Good news for the Tourism & Travel Industry!
Two recent surveys reveal that holidays will be the last thing to go from the agenda, despite economic difficulties, while an other survey results predict an increase in travel expenditure! What better combination could destinations and the tourism industry ask for? Are you ready for them though? Travellers are willing to travel, as the following surveys show, but do not forget that they have a lot to choose from! Now that you know they are willing and you know what they look for, are you going to be on that list?
Amex Survey Predicts Increase in Holiday Travel Spending
42% of Americans plan to increase their holiday travel budget compared to last year, according to the latest American Express Spending & Saving Tracker. The average family of four intends to spend $2,636 on holiday travel, or $659 per person, an increase of nearly $200 from last year.
No matter where consumers choose to go, there is a clear interest in getting more out of travel, according to the study. From dining to adventure, it’s all about making memories. More travelers are flying, with just over one-third (36 %) flying to their destination (versus 26 % last year). More consumers also plan to dine out (31 % versus 20 % in 2010) and take part in entertainment-focused activities (24 %versus 20% in 2010).
21 % are taking a longer trip, 19 % are staying in better accommodations and 17 % are traveling with more people. 12% are choosing a more-expensive destination and 6% are flying first or business class.
A growing number of consumers expressed interest in doing more while they’re away this holiday season. When asked how they would spend an extra $500 if it were available, nearly one quarter (24%) of consumers said they would rather use the extra funds for new experiences than to extend the length of their stay (18%).
When asked which travel experiences they would be most interested in trying, consumers ranked outdoor adventure first (19 %), followed by a mystery vacation (16%), culinary-focused experience (13%), holistic spa retreat (12 %), volunteerism trip (5%) and a ski holiday (4 %).
Even though consumers expressed a desire to have more unique travel experiences, budget (40%) still trumped all as the key decision making factor when making holiday travel plans. Destination (25%) and experience (11%) came in second and third.
26% of travelers are turning to rewards points or miles as a primary way to pay for all or part of their trip. 56% of Americans do not plan to travel this holiday season, significantly down from 61 percent in 2010. On average, Americans are early birds when it comes to booking holiday travel, with most booking their holiday travel three months in advance. However, 21 % will book less than a month before their trip, with the vast majority of late bookers (73 %) waiting until one week or less before holiday vacation. Late-bookers are also more likely to purchase using online travel engines and drive to their destinations.
Consumers are also looking to travel experiences as a source for creative gift giving this holiday season. More than one in four consumers(41 %) have received and given a vacation as a gift.
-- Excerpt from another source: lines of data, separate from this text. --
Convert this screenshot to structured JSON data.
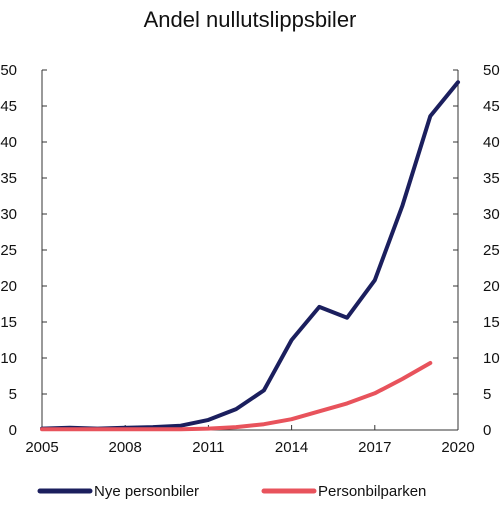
{
  "chart_data": {
    "type": "line",
    "title": "Andel nullutslippsbiler",
    "xlabel": "",
    "ylabel": "",
    "x_ticks": [
      "2005",
      "2008",
      "2011",
      "2014",
      "2017",
      "2020"
    ],
    "y_ticks": [
      "0",
      "5",
      "10",
      "15",
      "20",
      "25",
      "30",
      "35",
      "40",
      "45",
      "50"
    ],
    "xlim": [
      2005,
      2020
    ],
    "ylim": [
      0,
      50
    ],
    "grid": false,
    "legend_position": "bottom",
    "series": [
      {
        "name": "Nye personbiler",
        "color": "#1b1f5e",
        "x": [
          2005,
          2006,
          2007,
          2008,
          2009,
          2010,
          2011,
          2012,
          2013,
          2014,
          2015,
          2016,
          2017,
          2018,
          2019,
          2020
        ],
        "y": [
          0.2,
          0.3,
          0.2,
          0.3,
          0.4,
          0.6,
          1.4,
          2.9,
          5.5,
          12.5,
          17.1,
          15.6,
          20.8,
          31.2,
          43.6,
          48.3
        ]
      },
      {
        "name": "Personbilparken",
        "color": "#e8535c",
        "x": [
          2005,
          2006,
          2007,
          2008,
          2009,
          2010,
          2011,
          2012,
          2013,
          2014,
          2015,
          2016,
          2017,
          2018,
          2019
        ],
        "y": [
          0.1,
          0.1,
          0.1,
          0.1,
          0.1,
          0.1,
          0.2,
          0.4,
          0.8,
          1.5,
          2.6,
          3.7,
          5.1,
          7.1,
          9.3
        ]
      }
    ]
  }
}
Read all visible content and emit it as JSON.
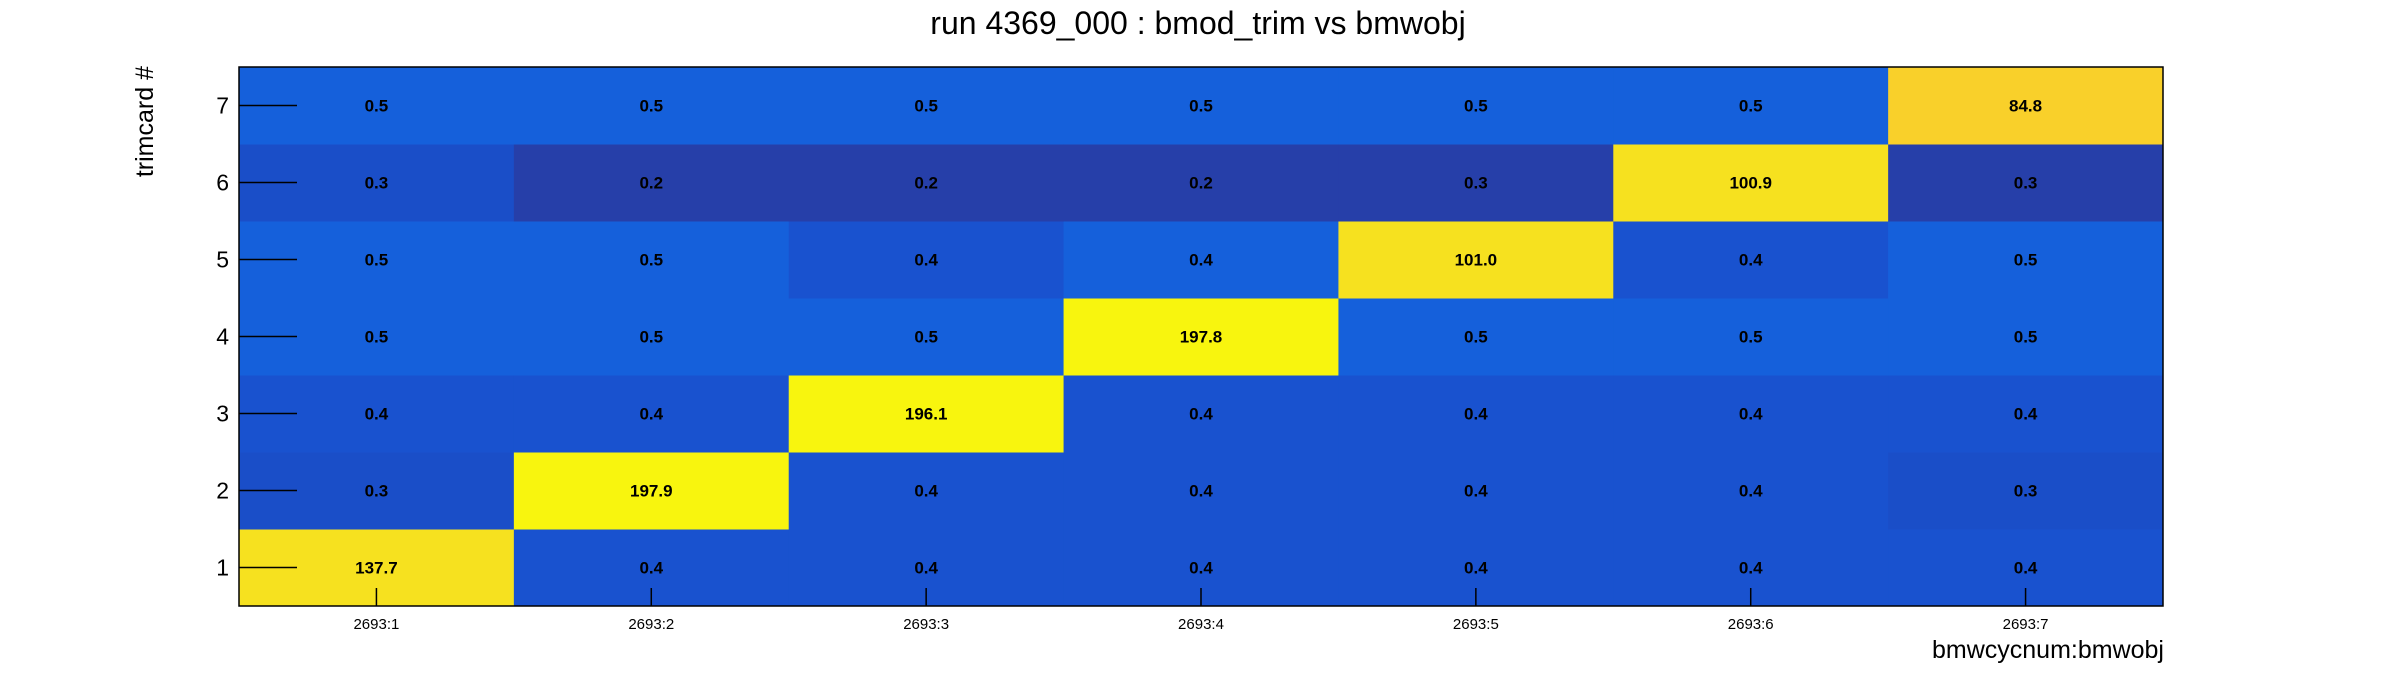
{
  "chart_data": {
    "type": "heatmap",
    "title": "run 4369_000 : bmod_trim vs bmwobj",
    "xlabel": "bmwcycnum:bmwobj",
    "ylabel": "trimcard #",
    "x_categories": [
      "2693:1",
      "2693:2",
      "2693:3",
      "2693:4",
      "2693:5",
      "2693:6",
      "2693:7"
    ],
    "y_categories": [
      "1",
      "2",
      "3",
      "4",
      "5",
      "6",
      "7"
    ],
    "values": [
      [
        137.7,
        0.4,
        0.4,
        0.4,
        0.4,
        0.4,
        0.4
      ],
      [
        0.3,
        197.9,
        0.4,
        0.4,
        0.4,
        0.4,
        0.3
      ],
      [
        0.4,
        0.4,
        196.1,
        0.4,
        0.4,
        0.4,
        0.4
      ],
      [
        0.5,
        0.5,
        0.5,
        197.8,
        0.5,
        0.5,
        0.5
      ],
      [
        0.5,
        0.5,
        0.4,
        0.4,
        101.0,
        0.4,
        0.5
      ],
      [
        0.3,
        0.2,
        0.2,
        0.2,
        0.3,
        100.9,
        0.3
      ],
      [
        0.5,
        0.5,
        0.5,
        0.5,
        0.5,
        0.5,
        84.8
      ]
    ],
    "cell_colors": [
      [
        "#f6e11f",
        "#1952cf",
        "#1952cf",
        "#1952cf",
        "#1952cf",
        "#1952cf",
        "#1952cf"
      ],
      [
        "#1a4ec8",
        "#f8f50e",
        "#1952cf",
        "#1952cf",
        "#1952cf",
        "#1952cf",
        "#1a4ec8"
      ],
      [
        "#1952cf",
        "#1952cf",
        "#f8f50e",
        "#1952cf",
        "#1952cf",
        "#1952cf",
        "#1952cf"
      ],
      [
        "#1560db",
        "#1560db",
        "#1560db",
        "#f8f50e",
        "#1560db",
        "#1560db",
        "#1560db"
      ],
      [
        "#1560db",
        "#1560db",
        "#1952cf",
        "#1560db",
        "#f6e11f",
        "#1952cf",
        "#1560db"
      ],
      [
        "#1a4ec8",
        "#263fa9",
        "#263fa9",
        "#263fa9",
        "#263fa9",
        "#f6e11f",
        "#263fa9"
      ],
      [
        "#1560db",
        "#1560db",
        "#1560db",
        "#1560db",
        "#1560db",
        "#1560db",
        "#f9d02a"
      ]
    ],
    "grid": false,
    "legend": "none"
  }
}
Many affluents and young professionals similarly have given a vacation as a gift (38 %).
ABTA research confirms holidays will be ‘last thing to go’
Nearly four out of ten consumers say holidays are the last thing they will cut back on, according to research among over 2,000 consumers.
The 2011 ABTA Consumer Trends survey has found that consumers would rather make savings on eating out or home improvements than lose out on their holiday.
When asked ‘which of the following would you be most unwilling to cut back on?’, 37% said a holiday, 20% opted for eating out and 17% claimed leisure activities such as cinema and theatre would be the last to go.
One in five are so keen on their foreign breaks that they regard a longer trip overseas as a necessity they couldn’t do without, while one in four see a short break in the UK as equally essential.
Women appreciate the relaxation and opportunity to recharge their batteries on holiday more than men, with nearly one in four, 38%, unwilling to forego a trip as opposed to 35% of men. The love of holidays clearly grows with age, with 27% of 15-24 year olds unprepared to cut back, climbing to 43% of the over 65s.
“Consumers have been telling us for years just how important their holidays are,” said an ABTA spokeswoman.“In tough economic times we all have to think of ways in which we can tighten our belts but it is very reassuring for the industry to hear that holidays are the least popular choice for the chop and for many, something they simply cannot live without.”
Meanwhile, the research also found that holidaymakers expect travel companies to take responsibility for protecting the environment.
Half of consumers, compared with 47% last year, believe that their holidays should help local people and the local economy. This belief was particularly notable among 55-64 year olds where 60% said they wanted their holidays to benefit communities, compared with 54% in 2010.
One in five holidaymakers believe that sustainability credentials are essential or important when they book their holiday, and this is particularly the case among a younger age group: the figures escalates to one in four among 15-24 year olds and one in three of 25 to 34 year olds.